For my smoking friends on my sidebar, as for the ‘smoking ban’ so rigorously prosecuted back at home, lets just say the French have perfected the art of the shrug. That gentle juggling of shoulders which means “So what?” Which is the attitude applied to the smoking ban, now enshrined in law throughout much of Europe and the Anglophone West. None of this ‘No smoking by anyone near anything anywhere or even looking at a cigarette at all- ever’ rules. M’sieur wishes to smoke? Just outside the door, under that nice snug little awning out of the immediate draught. Okay? As Mrs S and I had elected to eat at an outside table, the waitress, determined to practice her English on us, seemed surprised that we didn’t smoke, and there were children under five at the next table! Mon dieu! Call Les Pompiers! (Fire brigade) Whose van was round the corner while the lads were bunking off for a quiet Gauloise at the next Bar Tabac.
Paris isn’t a clean place. It’s busy and inexplicably dusty at present. Which if you’re overly houseproud or germ phobic might lead to a touch of the vapours. Off the main boulevards, down the side streets it’s all narrow sidewalks and busy people. Motorcycles and scooters parked on every space unoccupied by cafe tables. It’s hard to take your time unless you do so assertively. Give people room to get by and you’ll do fine. You will get bumped and barged if you’re in the way. Get used to it. You’re a touriste and therefore fair game. The locals walk briskly and with purpose. They have places to be, there’s not much room, and if you’re in the way; move it, sucker. Pavement (Sidewalk) dawdling and window shopping is best reserved for those days when the locals are still in bed or at work.

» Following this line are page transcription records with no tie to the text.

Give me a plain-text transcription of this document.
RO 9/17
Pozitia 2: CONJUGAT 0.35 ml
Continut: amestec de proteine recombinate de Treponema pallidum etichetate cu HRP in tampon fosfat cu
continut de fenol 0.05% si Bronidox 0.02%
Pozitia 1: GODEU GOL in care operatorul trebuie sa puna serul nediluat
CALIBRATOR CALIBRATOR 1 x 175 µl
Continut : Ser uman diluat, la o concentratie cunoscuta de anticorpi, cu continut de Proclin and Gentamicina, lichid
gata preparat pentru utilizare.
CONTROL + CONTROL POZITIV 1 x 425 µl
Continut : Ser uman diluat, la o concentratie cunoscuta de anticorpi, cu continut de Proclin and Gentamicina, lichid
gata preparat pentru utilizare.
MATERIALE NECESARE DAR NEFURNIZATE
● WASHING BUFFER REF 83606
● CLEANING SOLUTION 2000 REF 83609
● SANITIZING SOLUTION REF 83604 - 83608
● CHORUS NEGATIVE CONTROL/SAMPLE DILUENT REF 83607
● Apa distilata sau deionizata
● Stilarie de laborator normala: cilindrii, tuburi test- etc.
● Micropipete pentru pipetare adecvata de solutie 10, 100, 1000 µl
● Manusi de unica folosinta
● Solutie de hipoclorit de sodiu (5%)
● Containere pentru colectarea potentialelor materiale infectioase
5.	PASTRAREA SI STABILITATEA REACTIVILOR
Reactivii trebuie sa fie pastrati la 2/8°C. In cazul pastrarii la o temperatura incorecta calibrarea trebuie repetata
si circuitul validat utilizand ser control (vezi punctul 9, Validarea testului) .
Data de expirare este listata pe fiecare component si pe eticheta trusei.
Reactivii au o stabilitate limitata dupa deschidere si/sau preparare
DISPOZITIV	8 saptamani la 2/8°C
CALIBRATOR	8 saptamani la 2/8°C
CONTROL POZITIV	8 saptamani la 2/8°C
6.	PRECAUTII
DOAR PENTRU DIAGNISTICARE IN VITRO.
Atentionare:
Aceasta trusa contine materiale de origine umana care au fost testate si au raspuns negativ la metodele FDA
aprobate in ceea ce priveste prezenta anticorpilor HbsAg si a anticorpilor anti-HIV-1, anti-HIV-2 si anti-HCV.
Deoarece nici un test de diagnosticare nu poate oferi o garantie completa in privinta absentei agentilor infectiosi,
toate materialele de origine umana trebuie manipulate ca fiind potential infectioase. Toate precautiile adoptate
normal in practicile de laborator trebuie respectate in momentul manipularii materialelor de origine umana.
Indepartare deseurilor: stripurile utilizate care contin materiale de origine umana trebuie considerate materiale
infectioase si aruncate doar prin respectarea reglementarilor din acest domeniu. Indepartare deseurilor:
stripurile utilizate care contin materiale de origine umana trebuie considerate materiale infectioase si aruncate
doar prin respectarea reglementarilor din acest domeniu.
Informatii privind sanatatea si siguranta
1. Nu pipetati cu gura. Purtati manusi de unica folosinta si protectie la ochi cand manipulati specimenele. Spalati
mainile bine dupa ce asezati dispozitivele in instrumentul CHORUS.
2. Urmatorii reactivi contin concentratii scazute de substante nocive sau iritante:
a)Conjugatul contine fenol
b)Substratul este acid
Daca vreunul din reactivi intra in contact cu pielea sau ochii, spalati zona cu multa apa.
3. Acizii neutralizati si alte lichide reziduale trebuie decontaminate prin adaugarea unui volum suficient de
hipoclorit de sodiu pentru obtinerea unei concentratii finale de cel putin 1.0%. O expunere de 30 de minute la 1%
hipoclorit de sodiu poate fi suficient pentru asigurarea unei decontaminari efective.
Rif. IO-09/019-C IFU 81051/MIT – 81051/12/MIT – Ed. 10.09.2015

As we headed from Gare Du Nord via taxi, at Place De La Republic there was a noisy demonstration of sorts going on. More like a concert than a demo. According to our driver it was a strike. When asked who by or what it was about, our man said he didn’t know or care. “There’s one every day.” He explained as he squeezed our cab through gaps with barely a cards breadth between them. Man, I am glad we didn’t hire a car. Paris driving is no place for the faint of heart.
BTW; today’s post was written while wearing my PJ trouser’s and brand new blue paisley dressing gown. I may go out wearing a bow tie this evening. I have brought two, one formal black and the other a genteel metallic paisley pattern picked up before we left London. Just in case Mrs S steers me into an establishment where ties are required. At which juncture I will defiantly tie it in sight of the Maitre ‘D (None of these cheap ready mades for me – no style whatsoever).
Hey, I’m on holiday. Meanwhile, back over the Channel, some sore losers have been kicking off because the voters didn’t see things their way. Ah, les pauvre petits. Wnakers. Bless.